— Бать! — начинает Олег.
— Ну? — Аким доел кукурузную кашу. Вкусную. Отложил ложку. В стакане у него немного чая. Сам он уже мытый-бритый, в новой гимнастёрке с шевронами прапорщика, готов идти на работу. Ждёт только, когда за ним Саня заедет.
— А может, на рыбалку…? — сын говорит это немного заискивающе.
— Да когда? — он отвечает сыну с видимым сожалением. — Меня же не было больше недели, в полку много дел накопилось.
— А может, на вечер соберёмся? После службы? — продолжает сын.
Тут уже вмешивается Настя:
— Так, отстань от отца. Он в этом болоте проклятущем пропадает неделями, только пришёл, а ты его опять туда тянешь. Поел? Давай в школу иди. А то опоздаешь…
— Да не опоздаю я, — нехотя отвечает ей Олег. Парень расстроился, и Саблин это видит. Прапорщик понимает, что сын его ждал, и тогда говорит ему:
— Сегодня поможешь мне после работы… А завтра поглядим… Может, и сходим до ночи. Порыбачим.
— О! — настроение у Олега сразу повышается. — А что сегодня за дела у нас?
Аким лезет в карман брюк и достаёт оттуда никелевый слиток, протягивает его сыну.
— Ого! — сын хватает блестящий кусочек металла. — Норильский!

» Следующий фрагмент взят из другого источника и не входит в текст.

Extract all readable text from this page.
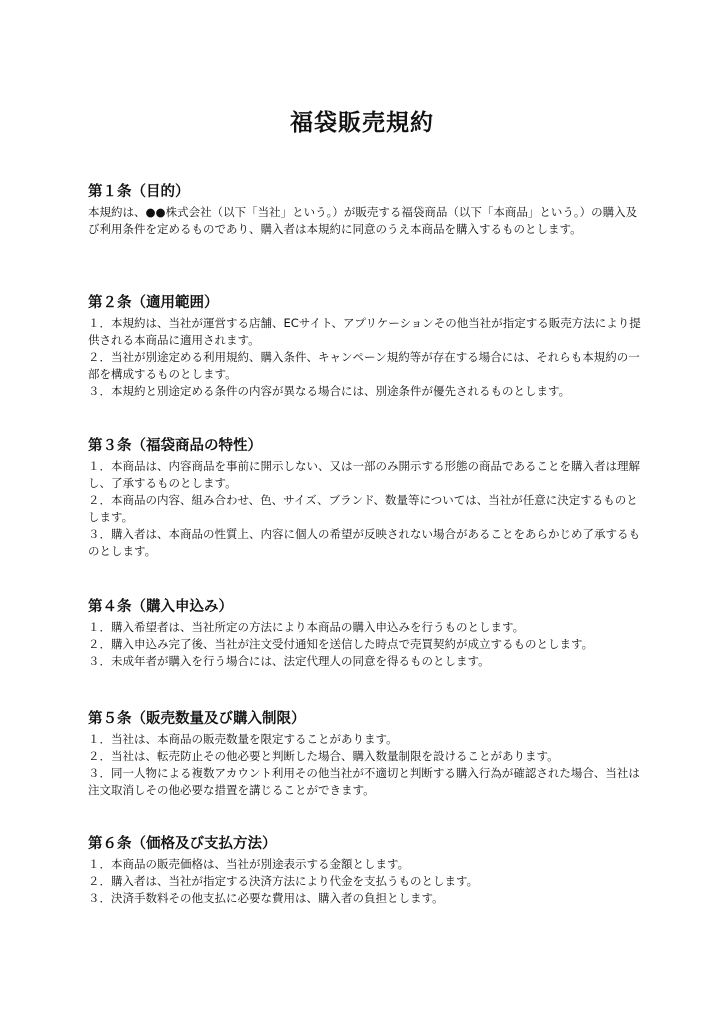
福袋販売規約
第１条（目的）

本規約は、●●株式会社（以下「当社」という。）が販売する福袋商品（以下「本商品」という。）の購入及び利用条件を定めるものであり、購入者は本規約に同意のうえ本商品を購入するものとします。

第２条（適用範囲）
１．本規約は、当社が運営する店舗、ECサイト、アプリケーションその他当社が指定する販売方法により提供される本商品に適用されます。
２．当社が別途定める利用規約、購入条件、キャンペーン規約等が存在する場合には、それらも本規約の一部を構成するものとします。
３．本規約と別途定める条件の内容が異なる場合には、別途条件が優先されるものとします。
第３条（福袋商品の特性）
１．本商品は、内容商品を事前に開示しない、又は一部のみ開示する形態の商品であることを購入者は理解し、了承するものとします。
２．本商品の内容、組み合わせ、色、サイズ、ブランド、数量等については、当社が任意に決定するものとします。
３．購入者は、本商品の性質上、内容に個人の希望が反映されない場合があることをあらかじめ了承するものとします。
第４条（購入申込み）
１．購入希望者は、当社所定の方法により本商品の購入申込みを行うものとします。
２．購入申込み完了後、当社が注文受付通知を送信した時点で売買契約が成立するものとします。
３．未成年者が購入を行う場合には、法定代理人の同意を得るものとします。
第５条（販売数量及び購入制限）
１．当社は、本商品の販売数量を限定することがあります。
２．当社は、転売防止その他必要と判断した場合、購入数量制限を設けることがあります。
３．同一人物による複数アカウント利用その他当社が不適切と判断する購入行為が確認された場合、当社は注文取消しその他必要な措置を講じることができます。
第６条（価格及び支払方法）
１．本商品の販売価格は、当社が別途表示する金額とします。
２．購入者は、当社が指定する決済方法により代金を支払うものとします。
３．決済手数料その他支払に必要な費用は、購入者の負担とします。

Настя тоже интересуется, заглядывает через плечо Олега: а ну-ка, что это там? Она сразу понимает, что в руках сына небольшое сокровище. И потом смотрит на мужа. В её глазах нет никакой радости, женщина чувствует, что просто так богатство не даётся. И что мужу за этот кусочек ценного металла пришлось попотеть, а то и рисковать. В общем, не по душе женщине эти сокровища. Настя ничего не говорит, по привычке лишь поджимает губы и начинает убирать со стола посуду.
— Настоящий! — продолжает восхищаться сын. — Четыре девятки! Бать, а что будем делать с ним?
— Ну как что? Поедем к Степану, фильтры новые закажем, камеры для насосов, муфты… Новое всё закажем. Всё заникелируем, — отвечает Аким. — Качать воды будем больше.
— Вот и хорошо, — замечает Настасья и говорит сыну: — Работы у тебя в поле прибавится, и слава Богу. А то уже с ума сошёл со своей рыбалкой.
— Ну и ладно, — соглашается Олег.
А Саблин, забирая у сына слиток, подмигивает ему так, чтобы мать не видела: не боись, казак! Всё образуется. Съездим мы ещё на рыбалку.
Он познакомился с новобранцами и в принципе остался ими доволен. Молодые, конечно, — два человека с одним призывом за плечами, остальные вообще первоходки. Ну, самых молодых он отправил в первое отделение к «старику» с двумя десятками призывов за плечами, усатому и седому уряднику Трофиму Кочеткову. Кочетков всю свою жизнь прослужил в штурмовиках, никуда и никогда из «профессии» не переводился, за что пользовался непререкаемым авторитетом не только у Саблина, но даже и у Коротковича.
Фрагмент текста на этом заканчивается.